Ethernet Switch Port Fault

 

See Section 4.4.
For hardware-related information, refer to the documentation of the specific hardware.

Fan Failure

 

See Section 4.7.
For hardware-related information, refer to the documentation of the specific hardware.

Fuel Failed

 

See Section 4.1.

Fuel Restarted

 

See Section 4.1.

High CPU Load

 

See Section 4.3.

High Local Disk Utilization

 

See Section 4.3.

High Memory Utilization

See Section 4.3.

Power Supply Failure

 

See Section 4.7.
For hardware-related information, refer to the documentation of the specific hardware.

Service Stopped

 

See Section 4.2 and Section 4.3.

Service Permanently Stopped

 

See Section 4.2 and Section 4.3.

VM Evacuation Failed

 

See Section 4.6.

VM Unavailable

 

See Section 4.6.

VMs Restarted due to vSwitch Restart

 

See Section 4.6.

NTP Authentication Failure

 

See Section 4.4.4.

NTP Stratum Level Failure

 

See Section 4.4.4.

NTP Upstream Server Failure

 

See Section 4.4.4.

4.1   Fuel-Related Problems

For problems related to vFuel, including Fuel backup or deployment, issue the following commands:

fuel-utils check_all | grep ready | cut -d' ' -f1 > ${DCGDIR}/fuel-utils.txt

lsblk > ${DCGDIR}/lsblk.txt

Use the following command to collect the logs and crash dumps:

[root@fuel ~]#tar czvf ${DCGDIR}/logs.tgz /var/log

4.2   CIC-Related Problems

For problems related to CIC, execute the following commands on a CIC:

cd /var/lib/mysql

du -Sh

ls -laFRSh

mysql -e "show status like 'wsrep%';"

mysql -u root -e "SHOW STATUS LIKE '';"

mysql

Check the disk usage/occupancy of the tables in the MySQL database:

SELECT table_schema "Tables", Round(Sum(data_length + index_length) / 1024 / 1024, 1) "DB Size in MB" FROM information_schema.tables GROUP BY table_schema;

SELECT table_schema "Tables", Round(Sum(data_length + index_length) / 1024 / 1024, 1) ⇒
"DB Size in MB" FROM information_schema.tables GROUP BY table_schema;

Choose the database table that has the highest disk occupancy.
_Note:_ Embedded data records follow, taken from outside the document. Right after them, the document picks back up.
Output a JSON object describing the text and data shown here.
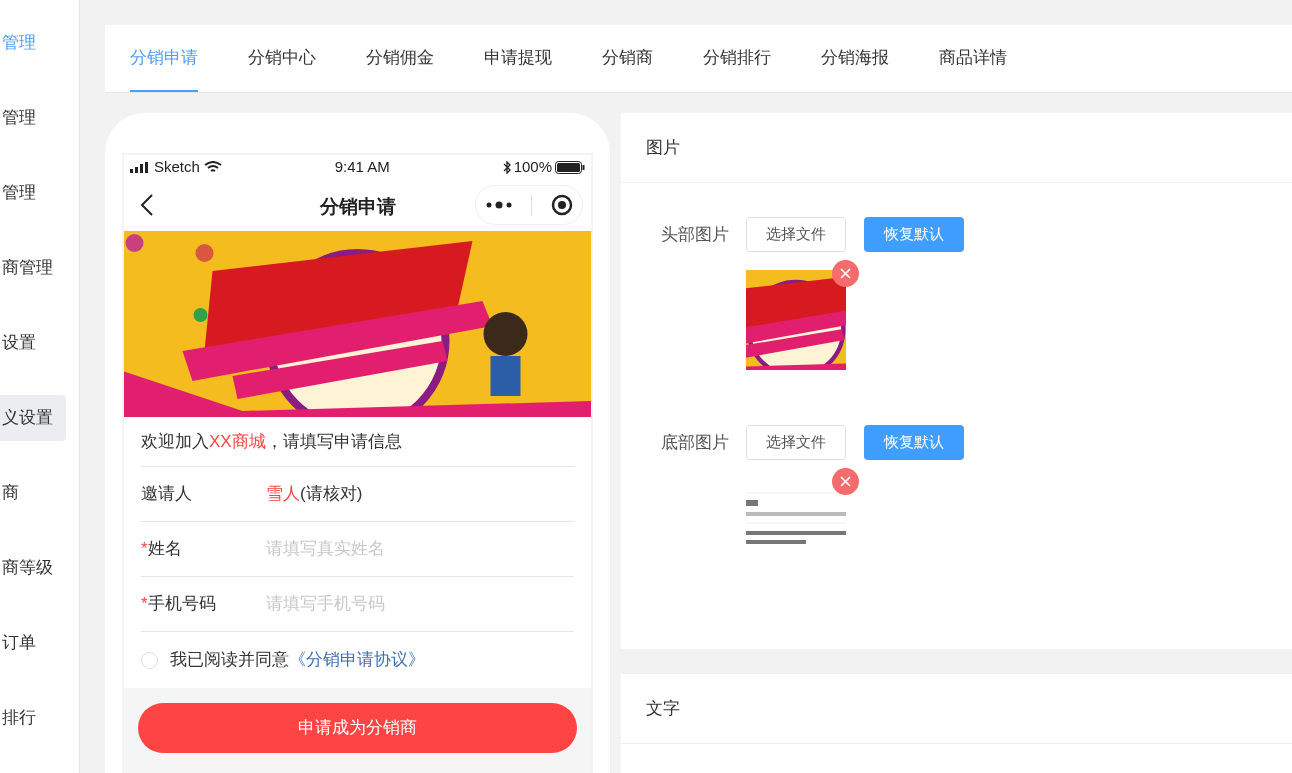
{
  "sidebar": {
    "items": [
      {
        "label": "管理",
        "selected": false,
        "highlighted": true
      },
      {
        "label": "管理",
        "selected": false,
        "highlighted": false
      },
      {
        "label": "管理",
        "selected": false,
        "highlighted": false
      },
      {
        "label": "商管理",
        "selected": false,
        "highlighted": false
      },
      {
        "label": "设置",
        "selected": false,
        "highlighted": false
      },
      {
        "label": "义设置",
        "selected": true,
        "highlighted": false
      },
      {
        "label": "商",
        "selected": false,
        "highlighted": false
      },
      {
        "label": "商等级",
        "selected": false,
        "highlighted": false
      },
      {
        "label": "订单",
        "selected": false,
        "highlighted": false
      },
      {
        "label": "排行",
        "selected": false,
        "highlighted": false
      }
    ]
  },
  "tabs": [
    {
      "label": "分销申请",
      "selected": true
    },
    {
      "label": "分销中心",
      "selected": false
    },
    {
      "label": "分销佣金",
      "selected": false
    },
    {
      "label": "申请提现",
      "selected": false
    },
    {
      "label": "分销商",
      "selected": false
    },
    {
      "label": "分销排行",
      "selected": false
    },
    {
      "label": "分销海报",
      "selected": false
    },
    {
      "label": "商品详情",
      "selected": false
    }
  ],
  "phone": {
    "status_bar": {
      "carrier": "Sketch",
      "time": "9:41 AM",
      "battery": "100%"
    },
    "nav_title": "分销申请",
    "welcome": {
      "before": "欢迎加入",
      "highlight": "XX商城",
      "after": "，请填写申请信息"
    },
    "fields": [
      {
        "kind": "static",
        "label": "邀请人",
        "value_highlight": "雪人",
        "value": "(请核对)"
      },
      {
        "kind": "input",
        "required_mark": "*",
        "label": "姓名",
        "placeholder": "请填写真实姓名"
      },
      {
        "kind": "input",
        "required_mark": "*",
        "label": "手机号码",
        "placeholder": "请填写手机号码"
      }
    ],
    "agreement": {
      "checked": false,
      "text": "我已阅读并同意",
      "link": "《分销申请协议》"
    },
    "submit": "申请成为分销商"
  },
  "image_panel": {
    "title": "图片",
    "rows": [
      {
        "label": "头部图片",
        "choose": "选择文件",
        "reset": "恢复默认",
        "kind": "banner"
      },
      {
        "label": "底部图片",
        "choose": "选择文件",
        "reset": "恢复默认",
        "kind": "document"
      }
    ]
  },
  "text_panel": {
    "title": "文字"
  }
}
For example, the Zabbix table:

SELECT CONCAT(table_schema, '.', table_name), CONCAT(ROUND(table_rows / 1000000, 2), 'M') rows, CONCAT(ROUND(data_length / ( 1024 * 1024 * 1024 ), 2), 'G') DATA, CONCAT(ROUND(index_length / ( 1024 * 1024 * 1024 ), 2), 'G') idx, CONCAT(ROUND(( data_length + index_length ) / ( 1024 * 1024 * 1024 ), 2), 'G') total_size, ROUND(index_length / data_length, 2) idxfrac FROM information_schema.TABLES ORDER BY data_length + index_length DESC LIMIT 10;

use zabbix
SELECT CONCAT(table_schema, '.', table_name), CONCAT(ROUND(table_rows / 1000000, 2), 'M') rows, ⇒
CONCAT(ROUND(data_length / ( 1024 * 1024 * 1024 ), 2), 'G') DATA, CONCAT(ROUND(index_length / ⇒
( 1024 * 1024 * 1024 ), 2), 'G') idx, CONCAT(ROUND(( data_length + index_length ) / ⇒
( 1024 * 1024 * 1024 ), 2), 'G') total_size, ROUND(index_length / data_length, 2) idxfrac ⇒
FROM information_schema.TABLES ORDER BY data_length + index_length DESC LIMIT 10;

An example printout is:

Example 1   Zabbix Table

+---------------------------------------+-------+-------+-------+------------+---------+
| CONCAT(table_schema, '.', table_name) | rows  | DATA  | idx   | total_size | idxfrac |
+---------------------------------------+-------+-------+-------+------------+---------+
| zabbix.history_uint                   | 1.64M | 0.08G | 0.07G | 0.15G      |    0.92 |
| zabbix.history                        | 0.37M | 0.02G | 0.02G | 0.03G      |    0.94 |
| zabbix.trends_uint                    | 0.02M | 0.00G | 0.00G | 0.00G      |    0.00 |
| zabbix.items                          | 0.00M | 0.00G | 0.00G | 0.00G      |    0.37 |
| zabbix.sessions                       | 0.01M | 0.00G | 0.00G | 0.00G      |    0.25 |
| zabbix.images                         | 0.00M | 0.00G | 0.00G | 0.00G      |    0.01 |
| zabbix.trends                         | 0.01M | 0.00G | 0.00G | 0.00G      |    0.00 |
| mysql.help_topic                      | 0.00M | 0.00G | 0.00G | 0.00G      |    0.04 |
| mysql.innodb_index_stats              | 0.00M | 0.00G | 0.00G | 0.00G      |    0.00 |
| nova.instances                        | 0.00M | 0.00G | 0.00G | 0.00G      |    0.64 |
+---------------------------------------+-------+-------+-------+------------+---------+

Collect data from MongoDB. See the standard documentation.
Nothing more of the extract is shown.